In the king’s court Tyrone Savage brings Berowne to life with a sizzle as a highly intelligent and rather talkative lord, initially skeptical of Ferdinand’s plan and surprisingly taken aback with the cleverness and the complexities of one of the princess’s courtly friends Rosaline (Amaka Umeh), with whom he falls in love.

Chanakya Mukherjee is the perfect fit as Dumaine, the youngest of the king’s three lords who is beset with a variety of issues including not being able to grow a beard, a tad on the dim side and like others in the court, a wretched poet who tortures his love interest Katherine (Elizabeth Adams) with his awful verse.

Rounding out the group in fine style is Chris Mejaki’s well-realized Longaville who towers over Dumaine and enjoys any chance he can get to mock the over-confident Berowne. Like his three contemporaries he offers up some dreadfully unreadable poetry – clearly an expected liability in his quest for love – to his sudden infatuation Maria (Qianna MacGilchrist). 

Aloma, Umeh, MacGilchrist and Adams excel as the Princess and ladies-in-waiting, strong-willed, vibrant and more than a match for their smitten male contemporaries. 

Steve Ross supplies a bewilderingly sly look as the princess’s gossipy counsellor Boyet, an older gent keen on joining the witty banter at the drop of a hat and equally pleased with joining the Navarre lords in deriding the bizarre Nine Worthies pageant, staged by Gordon S. Miller’s spectacularly overdressed dandy/braggart Don Armado. The event supposedly showcasing the masculine prowess of biblical, historical and mythological characters is instead, and to great effect, highlighted by Miller’s never-ending wordiness that leads nowhere and his entrance in an outrageously flamboyant chariot that would have embarrassed Charlton Heston’s Ben Hur into a terminal state of shock.

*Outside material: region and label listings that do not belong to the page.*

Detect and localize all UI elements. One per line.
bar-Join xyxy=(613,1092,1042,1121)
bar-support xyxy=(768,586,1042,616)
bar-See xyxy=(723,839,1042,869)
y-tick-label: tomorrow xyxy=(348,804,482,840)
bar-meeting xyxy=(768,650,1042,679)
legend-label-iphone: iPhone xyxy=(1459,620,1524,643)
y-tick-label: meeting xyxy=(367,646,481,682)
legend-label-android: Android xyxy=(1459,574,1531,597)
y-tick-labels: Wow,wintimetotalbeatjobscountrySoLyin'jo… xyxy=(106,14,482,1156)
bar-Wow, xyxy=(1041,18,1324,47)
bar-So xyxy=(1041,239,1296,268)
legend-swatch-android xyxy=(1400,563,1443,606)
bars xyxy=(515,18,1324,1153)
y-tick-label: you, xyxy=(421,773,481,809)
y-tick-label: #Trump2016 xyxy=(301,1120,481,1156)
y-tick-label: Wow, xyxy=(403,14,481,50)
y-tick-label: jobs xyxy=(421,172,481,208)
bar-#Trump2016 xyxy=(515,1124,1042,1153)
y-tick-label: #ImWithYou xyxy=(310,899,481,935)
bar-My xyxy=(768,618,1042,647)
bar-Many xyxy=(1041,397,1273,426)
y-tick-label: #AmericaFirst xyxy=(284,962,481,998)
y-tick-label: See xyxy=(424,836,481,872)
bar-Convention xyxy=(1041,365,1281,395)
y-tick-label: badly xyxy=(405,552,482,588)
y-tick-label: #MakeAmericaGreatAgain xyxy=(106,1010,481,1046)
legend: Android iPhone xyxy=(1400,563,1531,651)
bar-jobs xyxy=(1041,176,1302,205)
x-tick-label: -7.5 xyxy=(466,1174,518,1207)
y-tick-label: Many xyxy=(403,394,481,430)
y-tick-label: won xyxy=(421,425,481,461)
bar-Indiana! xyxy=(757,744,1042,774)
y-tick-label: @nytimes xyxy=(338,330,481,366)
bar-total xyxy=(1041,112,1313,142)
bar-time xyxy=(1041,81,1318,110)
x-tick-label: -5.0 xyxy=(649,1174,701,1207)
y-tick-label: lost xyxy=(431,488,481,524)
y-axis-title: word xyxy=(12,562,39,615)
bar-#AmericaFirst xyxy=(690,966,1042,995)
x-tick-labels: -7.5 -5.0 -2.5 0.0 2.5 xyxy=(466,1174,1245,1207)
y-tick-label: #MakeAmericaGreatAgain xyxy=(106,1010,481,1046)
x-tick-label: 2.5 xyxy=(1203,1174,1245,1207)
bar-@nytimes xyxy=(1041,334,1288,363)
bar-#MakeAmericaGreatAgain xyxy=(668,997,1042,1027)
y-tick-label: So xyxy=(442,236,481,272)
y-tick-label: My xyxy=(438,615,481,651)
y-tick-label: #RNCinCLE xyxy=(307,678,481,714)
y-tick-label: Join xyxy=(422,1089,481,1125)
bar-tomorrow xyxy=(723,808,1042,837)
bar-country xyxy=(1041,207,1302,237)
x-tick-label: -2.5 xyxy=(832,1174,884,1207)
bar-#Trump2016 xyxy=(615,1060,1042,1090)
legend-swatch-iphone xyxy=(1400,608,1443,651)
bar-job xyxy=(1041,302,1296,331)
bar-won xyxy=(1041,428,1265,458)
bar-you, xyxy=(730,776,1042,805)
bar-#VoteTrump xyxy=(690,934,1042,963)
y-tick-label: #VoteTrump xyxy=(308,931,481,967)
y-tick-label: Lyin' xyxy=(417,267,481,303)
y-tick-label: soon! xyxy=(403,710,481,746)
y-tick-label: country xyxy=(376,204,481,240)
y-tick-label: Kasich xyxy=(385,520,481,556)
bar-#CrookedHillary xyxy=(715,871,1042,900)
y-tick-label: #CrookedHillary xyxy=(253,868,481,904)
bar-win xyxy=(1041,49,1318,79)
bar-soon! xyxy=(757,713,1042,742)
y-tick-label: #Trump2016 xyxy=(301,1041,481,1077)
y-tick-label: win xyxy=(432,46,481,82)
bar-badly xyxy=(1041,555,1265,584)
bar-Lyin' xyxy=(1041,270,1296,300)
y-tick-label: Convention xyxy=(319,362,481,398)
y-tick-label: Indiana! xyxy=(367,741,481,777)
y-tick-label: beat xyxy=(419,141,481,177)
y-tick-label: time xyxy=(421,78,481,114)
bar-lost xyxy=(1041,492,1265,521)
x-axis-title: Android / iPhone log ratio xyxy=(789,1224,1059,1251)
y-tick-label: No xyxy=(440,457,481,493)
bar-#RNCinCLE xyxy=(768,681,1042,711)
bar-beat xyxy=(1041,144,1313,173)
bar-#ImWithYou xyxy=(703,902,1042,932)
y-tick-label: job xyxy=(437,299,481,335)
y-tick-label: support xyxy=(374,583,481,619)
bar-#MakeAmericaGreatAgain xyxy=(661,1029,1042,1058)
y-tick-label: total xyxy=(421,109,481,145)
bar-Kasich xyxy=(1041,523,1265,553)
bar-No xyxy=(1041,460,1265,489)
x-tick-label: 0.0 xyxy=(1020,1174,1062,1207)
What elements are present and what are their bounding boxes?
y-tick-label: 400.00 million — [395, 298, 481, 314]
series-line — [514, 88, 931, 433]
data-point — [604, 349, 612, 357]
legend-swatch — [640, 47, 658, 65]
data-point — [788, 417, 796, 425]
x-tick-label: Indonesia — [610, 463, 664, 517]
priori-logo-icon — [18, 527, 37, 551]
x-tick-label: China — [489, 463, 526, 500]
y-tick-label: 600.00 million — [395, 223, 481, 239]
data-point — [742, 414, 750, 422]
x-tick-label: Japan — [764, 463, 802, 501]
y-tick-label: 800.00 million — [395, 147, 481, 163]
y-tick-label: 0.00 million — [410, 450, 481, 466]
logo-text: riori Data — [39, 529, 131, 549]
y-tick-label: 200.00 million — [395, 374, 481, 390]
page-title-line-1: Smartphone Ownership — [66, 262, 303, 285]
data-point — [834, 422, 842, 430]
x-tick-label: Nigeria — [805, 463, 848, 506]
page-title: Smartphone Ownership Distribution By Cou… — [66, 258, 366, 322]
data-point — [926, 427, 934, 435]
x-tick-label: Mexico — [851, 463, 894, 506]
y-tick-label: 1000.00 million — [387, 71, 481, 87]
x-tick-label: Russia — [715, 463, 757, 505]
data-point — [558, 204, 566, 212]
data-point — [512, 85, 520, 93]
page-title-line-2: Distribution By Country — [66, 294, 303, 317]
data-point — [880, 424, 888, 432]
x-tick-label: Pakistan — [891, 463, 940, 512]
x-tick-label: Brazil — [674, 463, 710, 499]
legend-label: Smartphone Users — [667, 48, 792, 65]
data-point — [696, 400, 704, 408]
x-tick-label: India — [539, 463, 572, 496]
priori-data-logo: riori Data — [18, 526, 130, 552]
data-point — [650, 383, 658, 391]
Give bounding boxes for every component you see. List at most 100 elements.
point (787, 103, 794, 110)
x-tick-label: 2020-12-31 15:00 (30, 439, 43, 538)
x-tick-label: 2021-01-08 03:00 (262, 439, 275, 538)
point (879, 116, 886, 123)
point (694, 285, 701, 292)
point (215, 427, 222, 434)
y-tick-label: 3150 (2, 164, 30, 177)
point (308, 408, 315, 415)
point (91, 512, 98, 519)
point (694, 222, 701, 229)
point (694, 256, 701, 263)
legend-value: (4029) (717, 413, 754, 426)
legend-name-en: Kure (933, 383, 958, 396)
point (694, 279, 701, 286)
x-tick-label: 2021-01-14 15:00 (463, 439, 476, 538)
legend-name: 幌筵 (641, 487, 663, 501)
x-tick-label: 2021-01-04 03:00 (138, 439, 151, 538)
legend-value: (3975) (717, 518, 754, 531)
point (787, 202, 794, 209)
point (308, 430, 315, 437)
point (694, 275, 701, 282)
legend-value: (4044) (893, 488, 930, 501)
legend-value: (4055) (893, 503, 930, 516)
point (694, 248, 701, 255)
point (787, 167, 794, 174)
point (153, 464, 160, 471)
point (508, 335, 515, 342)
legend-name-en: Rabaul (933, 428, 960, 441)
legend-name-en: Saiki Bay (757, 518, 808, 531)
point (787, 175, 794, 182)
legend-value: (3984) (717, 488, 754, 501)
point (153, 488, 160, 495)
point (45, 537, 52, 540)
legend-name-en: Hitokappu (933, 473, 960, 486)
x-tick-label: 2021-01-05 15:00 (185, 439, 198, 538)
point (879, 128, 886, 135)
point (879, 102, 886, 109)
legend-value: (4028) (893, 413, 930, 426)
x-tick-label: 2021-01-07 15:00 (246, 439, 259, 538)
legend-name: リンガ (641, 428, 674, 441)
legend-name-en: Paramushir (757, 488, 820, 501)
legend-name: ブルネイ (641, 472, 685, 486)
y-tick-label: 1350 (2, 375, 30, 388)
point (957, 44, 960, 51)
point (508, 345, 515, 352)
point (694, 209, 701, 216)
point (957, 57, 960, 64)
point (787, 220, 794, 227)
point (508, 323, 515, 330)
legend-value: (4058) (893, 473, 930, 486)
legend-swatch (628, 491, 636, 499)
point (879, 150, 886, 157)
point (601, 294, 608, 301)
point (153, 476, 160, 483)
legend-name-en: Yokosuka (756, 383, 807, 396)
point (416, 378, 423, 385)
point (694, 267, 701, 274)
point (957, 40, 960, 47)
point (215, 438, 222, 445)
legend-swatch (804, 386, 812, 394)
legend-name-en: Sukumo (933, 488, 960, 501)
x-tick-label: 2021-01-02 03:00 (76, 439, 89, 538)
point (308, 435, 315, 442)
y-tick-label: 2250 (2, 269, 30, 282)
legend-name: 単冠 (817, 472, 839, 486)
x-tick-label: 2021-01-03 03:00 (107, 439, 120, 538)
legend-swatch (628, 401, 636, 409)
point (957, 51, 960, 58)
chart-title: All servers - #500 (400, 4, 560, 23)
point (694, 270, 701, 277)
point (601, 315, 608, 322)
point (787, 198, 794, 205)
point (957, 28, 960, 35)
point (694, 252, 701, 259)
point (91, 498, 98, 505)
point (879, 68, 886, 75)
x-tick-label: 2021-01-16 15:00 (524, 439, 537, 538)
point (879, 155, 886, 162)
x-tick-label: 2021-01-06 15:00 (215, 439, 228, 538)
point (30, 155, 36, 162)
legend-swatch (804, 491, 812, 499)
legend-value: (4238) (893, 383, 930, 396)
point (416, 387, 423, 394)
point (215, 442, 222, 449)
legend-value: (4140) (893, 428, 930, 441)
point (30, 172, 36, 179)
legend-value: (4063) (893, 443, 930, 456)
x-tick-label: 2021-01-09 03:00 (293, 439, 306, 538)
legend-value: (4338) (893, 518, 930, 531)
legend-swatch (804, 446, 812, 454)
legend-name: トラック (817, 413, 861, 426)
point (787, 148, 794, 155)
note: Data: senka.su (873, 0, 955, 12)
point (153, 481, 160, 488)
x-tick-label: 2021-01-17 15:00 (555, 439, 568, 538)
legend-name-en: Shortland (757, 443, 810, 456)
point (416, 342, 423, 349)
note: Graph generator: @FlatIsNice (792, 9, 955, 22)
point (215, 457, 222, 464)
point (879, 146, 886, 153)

Pasyk cleverly integrates some truly outlandishly clever sequences including a disco-infused solo dance by a uniformed officer, firefighters bumping and grinding to the sounds of the 70s’ club scene and a choral entry featuring other cast members like Hannah Wigglesworth (Armado’s pregnant love interest Jaquenetta) and some classy guitar licks by Christo Graham (Armado’s witty pageboy Moth).

Add these talented thespians to the mix and one has the ideal cast proving without doubt Love’s Labour’s Lost is not a lesser work of the Bard’s as some critics and academics of the past have so incorrectly written:

  • Wahsontí:io Kirby – the court swain Costard who loves words related to currency.
  • Michael Spencer-Davis as the parson/schoolteacher Holofernes known for his abundance of alliterations.
  • Matthew Kabwe, the local curate Nathaniel and Holofernes admirer.
  • Jane Spidell’s Dull, never afraid to admit she’s unaccustomed to the use of large words.
  • Andrew Robinson, as the French court’s messenger who brings word of the King of France’s death.
  • Tyler Rive in the role of Forester, gallantry trying to play the princess’ games of wit.
  • Hilary Adams as a royal attendant.   

Pasyk’s creative team are set designer Julie Fox, costume designer Sim Suzer, lighting designer Arun Srinivasan, composer and sound designer Thomas Ryder Payne, supervising fight director Geoff Scovell and Choreographer Stephen Cota.

Already presented with a full slate of top-notch entertainment, the audience – particularly those unfamiliar with much of Shakespeare’s language – is offered the added bonus of figuring out some oddities, for example passed means spoken, envious is used as malicious, lie is actually to reside and there are a host of others to sort out.

While most critics have come around to the greatness of the work, even as late as 2000, the late 1974 Pulitzer Prize winning film critic Roger Ebert was describing Love’s Labour’s Lost as “probably the weakest of Shakespeare’s plays” in his review.

Then again, one might excuse him as his critique was of a truly odd musical film version of the play directed and co-written by acclaimed Kenneth Branagh that owed considerably more to film director/choreographer Busbey Berkely and Hollywood’s Golden Era than to William Shakespeare and the Elizabethan Era.

What one gets at the Studio Theatre is the real deal until Oct. 1, gloriously served up on a silver platter by a skilled director and first-rate acting/creative company.